Gaia is an ambitious mission to chart a three-dimensional map of our Galaxy, the Milky Way. In the process, it is helping us better understand the composition, formation and evolution of the Galaxy. Gaia is providing unprecedented positional measurements for about one billion stars in our Galaxy and Local Group – about 1 percent of the Galactic stellar population – together with radial velocity measurements for the brightest 150 million objects.

Within our own solar system, Gaia is also helping us identify tens of thousands of asteroids by recording the way light from a distant star appears dims as an asteroid passes in front of it.


The mission

Gaia operates in a Lissajous-type orbit around the L2 point of the Sun-Earth system, which is located 1.5 million km from the Earth in the anti-Sun direction. The orbit period is about 180 days and the size of the orbit is typically 340 000 × 90 000 km. 

This location in space offers a very stable thermal environment, very high observing efficiency (since the Sun, Earth and Moon are behind the instrument's field of view) and a low radiation environment.

However, orbits about the L2 point are dynamically unstable; small departures from equilibrium grow exponentially overtime. Like ESA's Herschel and Planck missions, which also orbited about L2, Gaia will use its propulsion system to perform periodic orbit-maintenance manoeuvres.

The spacecraft carries a single integrated instrument that comprises three major functions: astrometry, photometry and spectrometry. The three functions use two common telescopes and a shared focal plane, with each function having a dedicated area on the large 0.5 m x 1 m charge-coupled device (CCD) Focal Plane Assembly detector array.
The Gaia spacecraft was built with EADS Astrium SAS as prime contractor. The Gaia Mission Operations Centre (MOC) is located at ESOC, Darmstadt, Germany. The Gaia Science Operations Centre (SOC) is located at the European Space Astronomy Centre (ESAC), in Villafranca, Spain.

Data release milestones:

  • Data Release 1: 14 September 2016
  • Data Release 2: 25 April 2018
  • Early Data Release 3: 3 December 2020

Next milestone:

  • Data Release 3: 2022

Latest news on Gaia


Launch and Early Orbit

Gaia travelled into orbit on 19 December 2013 on a Soyuz-ST rocket from Kourou, Europe's Spaceport in French Guiana. Lift off took place at 10:12 CET. Gaia completed its nominal mission lifetime of five years in July 2019 and is currently in its extended mission.
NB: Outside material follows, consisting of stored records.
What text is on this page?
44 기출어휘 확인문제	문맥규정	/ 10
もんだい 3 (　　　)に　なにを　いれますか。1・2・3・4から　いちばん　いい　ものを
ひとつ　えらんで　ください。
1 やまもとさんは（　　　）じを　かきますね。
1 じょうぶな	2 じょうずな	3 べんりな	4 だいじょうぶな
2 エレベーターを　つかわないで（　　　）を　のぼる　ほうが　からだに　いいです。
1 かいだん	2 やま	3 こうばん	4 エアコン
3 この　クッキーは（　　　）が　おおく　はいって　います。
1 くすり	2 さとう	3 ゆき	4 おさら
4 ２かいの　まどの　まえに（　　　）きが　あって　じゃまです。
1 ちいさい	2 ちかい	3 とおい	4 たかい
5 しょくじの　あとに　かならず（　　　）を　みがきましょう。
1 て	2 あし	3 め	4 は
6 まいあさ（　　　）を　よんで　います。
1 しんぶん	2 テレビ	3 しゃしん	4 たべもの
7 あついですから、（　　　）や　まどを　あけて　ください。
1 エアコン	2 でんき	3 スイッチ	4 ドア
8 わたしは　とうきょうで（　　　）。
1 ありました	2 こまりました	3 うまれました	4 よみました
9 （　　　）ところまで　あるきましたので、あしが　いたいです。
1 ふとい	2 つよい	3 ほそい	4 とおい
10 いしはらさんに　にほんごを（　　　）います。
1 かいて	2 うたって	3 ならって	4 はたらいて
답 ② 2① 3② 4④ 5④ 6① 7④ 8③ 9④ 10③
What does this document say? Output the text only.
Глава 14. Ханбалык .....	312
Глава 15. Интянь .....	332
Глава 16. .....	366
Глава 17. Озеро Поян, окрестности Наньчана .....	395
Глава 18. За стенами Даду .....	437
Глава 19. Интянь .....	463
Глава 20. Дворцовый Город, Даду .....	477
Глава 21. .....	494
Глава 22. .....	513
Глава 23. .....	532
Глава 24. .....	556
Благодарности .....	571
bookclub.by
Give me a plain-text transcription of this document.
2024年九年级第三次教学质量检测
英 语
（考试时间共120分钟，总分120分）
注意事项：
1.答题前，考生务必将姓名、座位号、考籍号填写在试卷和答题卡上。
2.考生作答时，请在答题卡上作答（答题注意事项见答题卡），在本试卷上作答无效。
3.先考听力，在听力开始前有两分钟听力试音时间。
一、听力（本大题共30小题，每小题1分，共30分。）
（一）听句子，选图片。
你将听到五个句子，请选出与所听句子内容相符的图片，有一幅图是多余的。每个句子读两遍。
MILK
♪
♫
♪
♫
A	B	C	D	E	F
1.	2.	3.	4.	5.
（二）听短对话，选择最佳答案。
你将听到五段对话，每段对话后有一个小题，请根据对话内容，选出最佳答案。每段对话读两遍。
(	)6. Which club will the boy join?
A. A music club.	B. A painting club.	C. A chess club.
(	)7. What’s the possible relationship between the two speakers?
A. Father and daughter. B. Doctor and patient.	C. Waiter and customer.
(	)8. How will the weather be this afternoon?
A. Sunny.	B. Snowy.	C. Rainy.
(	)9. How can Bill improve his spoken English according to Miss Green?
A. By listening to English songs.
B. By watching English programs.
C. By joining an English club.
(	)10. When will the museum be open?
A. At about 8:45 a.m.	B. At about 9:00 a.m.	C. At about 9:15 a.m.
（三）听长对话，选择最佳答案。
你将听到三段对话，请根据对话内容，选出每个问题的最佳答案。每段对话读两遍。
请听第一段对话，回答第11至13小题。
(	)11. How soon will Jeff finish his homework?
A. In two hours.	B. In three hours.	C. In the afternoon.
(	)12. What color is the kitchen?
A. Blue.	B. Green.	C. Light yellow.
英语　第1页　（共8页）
The critical Launch and Early Orbit Phase (LEOP) lasted approximately four days. In that phase, Gaia performed the first activations – transmitter switch ON, priming of the chemical thrusters, first attitude control and finding of the Sun position – followed by the sunshield deployment. Engineers on ground at ESOC performed orbit determination (to fix the satellite's trajectory), then prepared and executed the critical 'Day 2' manoeuvre to inject Gaia into its final transfer trajectory toward the L2 Lagrange point.


Ground segment & mission control system

Gaia uses the SCOS-2000 mission control system.

Mission operations are conducted by the Flight Control Team at ESOC, comprising spacecraft operations (mission planning, spacecraft monitoring and control, and all orbit and attitude determination and control) as well as scientific instrument operations (quality control and collection of the science telemetry). The ground segment at ESOC comprises all facilities, hardware, software and documentation required to conduct mission operations.

All mission and flight control facilities, except the ground stations, are located at ESOC, including the interfaces for the provision of science telemetry to the Science Operations Centre at ESA/ESAC.

The science data are distributed to ESAC after being stored in dedicated Science Data Servers at ESOC, via high-speed communication lines.